The Toansa, India, active pharmaceutical ingredients (API) facility was subjected to a US Food and Drug Administration (FDA) inspection earlier this month resulting in a Form 483 listed a number of deviations from good manufacturing practice (GMP) standards.
Today the firm confirmed the plant has joined a list of its other troubled sites – Paonta Sahib, Dewas and Mohali, all in India – which fall under a 2012 consent decree, banning the manufacture and import of product from the plant for use in the US.
The ban includes the supply of Ranbaxy’s own APIs to its Ohm Laboratories manufacturing site in New Jersey which produces solid dosage forms of analgesics, antibiotics, anti-diarrhoeal, laxatives, antacids and cough & cold remedies.
“Theoretically the US plant can still manufacture the products but must find other sources for the APIs,” a spokesman from parent company Daiichi-Sankyo told in-Pharmatechnologist.com, adding at present the facility also uses third-party API suppliers to support production.
When asked whether the import ban would cause a shortage of finished products, he said: “We cannot say yes or no” but ramping up resources “from third parties is one option.” However, the spokesman added neither Daiichi-Sankyo nor Ranbaxy had decided on a course of action yet.
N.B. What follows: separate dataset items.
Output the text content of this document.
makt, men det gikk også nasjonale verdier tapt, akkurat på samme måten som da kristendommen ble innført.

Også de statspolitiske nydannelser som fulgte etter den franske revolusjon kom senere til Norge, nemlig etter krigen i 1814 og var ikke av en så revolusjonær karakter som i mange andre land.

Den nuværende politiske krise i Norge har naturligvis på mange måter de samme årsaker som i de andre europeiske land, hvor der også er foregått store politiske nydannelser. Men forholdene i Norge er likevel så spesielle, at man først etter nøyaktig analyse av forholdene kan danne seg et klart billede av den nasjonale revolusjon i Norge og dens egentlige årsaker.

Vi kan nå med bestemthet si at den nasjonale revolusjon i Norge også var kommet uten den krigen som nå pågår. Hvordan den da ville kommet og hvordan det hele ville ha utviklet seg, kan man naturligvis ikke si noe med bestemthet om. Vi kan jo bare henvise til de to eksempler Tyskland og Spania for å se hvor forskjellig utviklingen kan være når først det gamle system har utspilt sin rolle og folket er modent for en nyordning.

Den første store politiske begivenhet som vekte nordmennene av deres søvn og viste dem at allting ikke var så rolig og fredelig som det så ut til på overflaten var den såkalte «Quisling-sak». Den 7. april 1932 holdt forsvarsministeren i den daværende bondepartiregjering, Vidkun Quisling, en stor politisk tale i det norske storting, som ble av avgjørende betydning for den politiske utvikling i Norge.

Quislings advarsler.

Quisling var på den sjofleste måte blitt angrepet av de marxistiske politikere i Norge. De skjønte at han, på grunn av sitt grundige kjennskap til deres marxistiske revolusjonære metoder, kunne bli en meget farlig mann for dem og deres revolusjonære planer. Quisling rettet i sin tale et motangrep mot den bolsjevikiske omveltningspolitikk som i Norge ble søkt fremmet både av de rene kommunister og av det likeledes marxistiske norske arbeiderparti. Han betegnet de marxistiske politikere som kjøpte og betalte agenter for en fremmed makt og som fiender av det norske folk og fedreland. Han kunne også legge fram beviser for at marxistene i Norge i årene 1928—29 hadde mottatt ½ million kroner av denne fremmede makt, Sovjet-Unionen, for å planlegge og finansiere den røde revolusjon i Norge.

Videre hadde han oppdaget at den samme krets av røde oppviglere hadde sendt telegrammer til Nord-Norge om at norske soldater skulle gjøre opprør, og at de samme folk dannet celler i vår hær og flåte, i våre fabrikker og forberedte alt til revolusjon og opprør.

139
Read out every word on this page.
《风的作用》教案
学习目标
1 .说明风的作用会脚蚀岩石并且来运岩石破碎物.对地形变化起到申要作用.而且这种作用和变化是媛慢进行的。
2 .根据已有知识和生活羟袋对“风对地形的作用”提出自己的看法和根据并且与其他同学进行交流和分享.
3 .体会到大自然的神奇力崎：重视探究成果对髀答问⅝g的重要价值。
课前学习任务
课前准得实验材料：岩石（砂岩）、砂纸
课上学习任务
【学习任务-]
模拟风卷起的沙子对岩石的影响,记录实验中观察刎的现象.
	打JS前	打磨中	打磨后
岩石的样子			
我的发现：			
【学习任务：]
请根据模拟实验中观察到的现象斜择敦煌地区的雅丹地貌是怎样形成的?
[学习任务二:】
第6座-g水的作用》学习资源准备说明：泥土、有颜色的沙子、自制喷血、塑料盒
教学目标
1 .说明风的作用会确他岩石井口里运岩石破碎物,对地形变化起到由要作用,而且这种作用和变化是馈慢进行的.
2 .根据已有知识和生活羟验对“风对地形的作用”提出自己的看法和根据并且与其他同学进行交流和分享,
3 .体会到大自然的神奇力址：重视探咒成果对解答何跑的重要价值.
The FDA’s actions were justified as “taking swift action to prevent substandard quality products from reaching US consumers,” according to acting director of the Office of Compliance in the FDA’s Center for Drug Evaluation and Research Carol Bennett.
The inspection noted a number of GMP violations at the site, including Toansa staff retesting raw materials, intermediate drug products, and finished API after those items failed analytical testing and specifications, in order to produce acceptable findings, and subsequently not reporting or investigating these failures (click here to view the 483).
In a statement from Ranbaxy this morning the firm said it had voluntarily suspended shipments of APIs from the facility bound for the US market after receiving the 483 and it was disappointed with the FDA’s action.
CEO Arun Sawhney added: “This development is clearly unacceptable and an appropriate management action will be taken upon completion of the internal investigation.”
We asked Daiichi-Sankyo what it would be doing to help resolve Toansa’s problems. The spokesman “could not comment on any concrete procedure for solving this problem” but in the past staff had been dispatched from Japan to assist with its subsidiary’s facilities.